Sarmantzopoulos got into the gallery through an unlocked balcony door and tricked guards by triggering repeated false alarms to lull them and then took the paintings and fled to a staircase into the basement, the report said.
There, he removed the paintings from their frames using a pocketknife and claimed that he acted alone although another account detailed a second person who supposedly kept watch, the site said.
He got away with it for some nine years before being arrested and telling authorities that he had been working in construction as a painter and that he stole the paintings out of a self-described “passion for art,” not for profit.
At the time of his arrest, Sarmantzopoulos handed over the paintings by Picasso and Mondrian to the authorities and claimed that the third by Caccia was destroyed but won’t be punished for it.

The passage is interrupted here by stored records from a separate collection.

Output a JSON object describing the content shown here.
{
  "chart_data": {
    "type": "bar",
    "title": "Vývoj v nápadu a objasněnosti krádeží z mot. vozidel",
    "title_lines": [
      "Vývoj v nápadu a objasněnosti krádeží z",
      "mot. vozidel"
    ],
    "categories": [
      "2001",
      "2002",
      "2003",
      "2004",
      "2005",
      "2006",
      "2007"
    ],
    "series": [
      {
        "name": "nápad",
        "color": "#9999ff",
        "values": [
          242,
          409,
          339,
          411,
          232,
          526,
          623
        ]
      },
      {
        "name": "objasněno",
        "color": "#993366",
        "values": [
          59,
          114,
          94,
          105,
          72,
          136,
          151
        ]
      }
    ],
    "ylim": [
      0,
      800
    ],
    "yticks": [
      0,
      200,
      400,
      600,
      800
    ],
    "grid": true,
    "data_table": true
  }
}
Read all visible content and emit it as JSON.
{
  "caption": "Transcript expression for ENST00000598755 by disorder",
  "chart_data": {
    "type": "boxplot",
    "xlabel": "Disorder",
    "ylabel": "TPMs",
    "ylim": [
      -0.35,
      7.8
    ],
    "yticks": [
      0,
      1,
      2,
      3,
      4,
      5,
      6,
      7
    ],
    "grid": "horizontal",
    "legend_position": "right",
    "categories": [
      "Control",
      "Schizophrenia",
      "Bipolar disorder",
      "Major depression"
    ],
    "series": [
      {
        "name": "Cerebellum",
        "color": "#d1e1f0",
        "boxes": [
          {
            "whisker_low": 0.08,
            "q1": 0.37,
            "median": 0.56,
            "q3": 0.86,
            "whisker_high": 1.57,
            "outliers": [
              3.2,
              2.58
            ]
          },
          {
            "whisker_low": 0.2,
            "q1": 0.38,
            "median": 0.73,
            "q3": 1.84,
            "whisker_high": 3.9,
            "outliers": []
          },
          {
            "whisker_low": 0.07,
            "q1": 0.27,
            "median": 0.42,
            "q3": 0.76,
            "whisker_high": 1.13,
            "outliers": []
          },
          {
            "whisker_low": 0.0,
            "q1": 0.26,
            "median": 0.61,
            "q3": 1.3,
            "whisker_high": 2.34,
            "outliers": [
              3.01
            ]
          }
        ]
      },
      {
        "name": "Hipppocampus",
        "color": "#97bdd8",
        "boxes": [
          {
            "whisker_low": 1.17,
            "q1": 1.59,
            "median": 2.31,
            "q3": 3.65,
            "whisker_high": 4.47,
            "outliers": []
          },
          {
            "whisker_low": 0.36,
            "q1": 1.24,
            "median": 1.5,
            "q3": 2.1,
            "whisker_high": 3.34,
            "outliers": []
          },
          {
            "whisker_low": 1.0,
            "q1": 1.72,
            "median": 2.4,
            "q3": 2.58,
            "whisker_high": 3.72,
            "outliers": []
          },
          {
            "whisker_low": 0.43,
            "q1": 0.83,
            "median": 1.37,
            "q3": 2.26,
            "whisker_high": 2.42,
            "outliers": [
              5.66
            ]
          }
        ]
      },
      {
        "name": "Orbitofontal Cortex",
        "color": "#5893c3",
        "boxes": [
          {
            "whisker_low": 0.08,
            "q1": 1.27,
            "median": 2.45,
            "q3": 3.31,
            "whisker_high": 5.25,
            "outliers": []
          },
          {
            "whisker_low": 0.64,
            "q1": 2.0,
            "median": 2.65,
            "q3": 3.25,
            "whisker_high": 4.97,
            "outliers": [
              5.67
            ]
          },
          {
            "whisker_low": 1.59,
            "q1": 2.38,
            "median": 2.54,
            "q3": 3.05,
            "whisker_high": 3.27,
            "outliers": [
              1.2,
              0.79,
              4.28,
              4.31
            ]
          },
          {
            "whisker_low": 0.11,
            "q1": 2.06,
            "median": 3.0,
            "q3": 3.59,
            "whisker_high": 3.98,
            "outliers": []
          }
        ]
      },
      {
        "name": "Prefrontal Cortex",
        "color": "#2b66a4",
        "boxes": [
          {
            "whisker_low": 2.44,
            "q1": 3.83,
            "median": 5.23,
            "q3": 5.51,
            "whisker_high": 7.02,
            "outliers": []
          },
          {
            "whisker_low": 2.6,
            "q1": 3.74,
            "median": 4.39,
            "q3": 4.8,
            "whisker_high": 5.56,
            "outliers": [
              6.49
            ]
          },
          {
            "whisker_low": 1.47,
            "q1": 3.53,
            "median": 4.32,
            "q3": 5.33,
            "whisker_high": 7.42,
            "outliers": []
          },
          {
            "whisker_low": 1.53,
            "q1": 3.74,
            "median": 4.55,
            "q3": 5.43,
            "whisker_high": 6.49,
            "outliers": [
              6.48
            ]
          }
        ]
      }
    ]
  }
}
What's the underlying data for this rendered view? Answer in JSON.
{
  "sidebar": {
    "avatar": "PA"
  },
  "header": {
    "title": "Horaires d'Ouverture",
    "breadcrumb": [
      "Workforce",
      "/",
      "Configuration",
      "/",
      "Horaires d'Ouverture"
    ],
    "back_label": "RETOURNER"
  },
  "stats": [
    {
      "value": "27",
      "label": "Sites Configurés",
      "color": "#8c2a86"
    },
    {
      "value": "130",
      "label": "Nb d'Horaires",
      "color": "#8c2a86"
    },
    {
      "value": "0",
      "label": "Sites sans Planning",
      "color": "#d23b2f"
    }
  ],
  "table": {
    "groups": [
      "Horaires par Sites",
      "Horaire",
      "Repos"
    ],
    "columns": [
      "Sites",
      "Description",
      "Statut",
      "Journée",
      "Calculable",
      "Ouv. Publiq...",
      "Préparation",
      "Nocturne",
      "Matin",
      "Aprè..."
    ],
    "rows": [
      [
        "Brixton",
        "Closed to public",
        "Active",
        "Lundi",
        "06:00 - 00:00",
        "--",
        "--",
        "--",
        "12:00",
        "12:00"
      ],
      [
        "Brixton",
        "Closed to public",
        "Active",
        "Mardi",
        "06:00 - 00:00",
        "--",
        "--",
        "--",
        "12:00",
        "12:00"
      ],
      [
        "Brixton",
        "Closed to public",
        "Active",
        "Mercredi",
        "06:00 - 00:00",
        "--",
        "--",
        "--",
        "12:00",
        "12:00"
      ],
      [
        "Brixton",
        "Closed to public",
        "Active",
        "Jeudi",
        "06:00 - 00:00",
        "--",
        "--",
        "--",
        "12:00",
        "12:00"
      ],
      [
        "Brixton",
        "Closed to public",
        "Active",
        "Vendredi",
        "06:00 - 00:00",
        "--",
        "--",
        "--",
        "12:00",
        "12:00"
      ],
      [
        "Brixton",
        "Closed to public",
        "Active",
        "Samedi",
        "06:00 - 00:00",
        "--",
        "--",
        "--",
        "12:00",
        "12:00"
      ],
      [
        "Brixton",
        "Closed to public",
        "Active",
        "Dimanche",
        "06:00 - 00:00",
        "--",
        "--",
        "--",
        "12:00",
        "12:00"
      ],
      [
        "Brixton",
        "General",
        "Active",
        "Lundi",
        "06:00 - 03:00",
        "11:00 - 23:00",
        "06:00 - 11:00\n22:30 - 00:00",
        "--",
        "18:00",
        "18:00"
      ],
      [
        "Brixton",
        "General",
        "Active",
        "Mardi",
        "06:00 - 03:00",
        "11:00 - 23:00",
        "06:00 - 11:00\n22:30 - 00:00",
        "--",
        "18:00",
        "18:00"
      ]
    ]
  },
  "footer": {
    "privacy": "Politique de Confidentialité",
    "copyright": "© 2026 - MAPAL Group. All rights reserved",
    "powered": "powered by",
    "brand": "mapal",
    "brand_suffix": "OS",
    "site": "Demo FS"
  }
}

“The irreversible damage was seen during the inspection. The color consistency was damaged. These works must be kept in special conditions so that they are not damaged,” Eftychia Agathonikou, Director of the museum’s collections, testified.
Lawyer and art collector Stelios Garipis told the court that Sarmantzopoulos was “a member of an international ring. A Dutch detective contacted me and told me that he has a lot of information about him… It was no coincidence that two works were returned,” the site added.
“The painting (by Caccia,) which is supposed to have been destroyed, was rumored to have appeared in an auction in Florence. I contacted the National Gallery to see what actions they had taken,” Garipis continued.
“The simplest thing would have been to send documents (to the auction house) and see who received the painting. Because it wasn’t sold. They (the National Gallery) did nothing,” he testified to no avail.
It is unclear if the Caccia was actually destroyed. According to Garipis, foreign experts subsequently identified the work in Florence as the same Caccia piece that had been stolen from Athens, the report added of the case.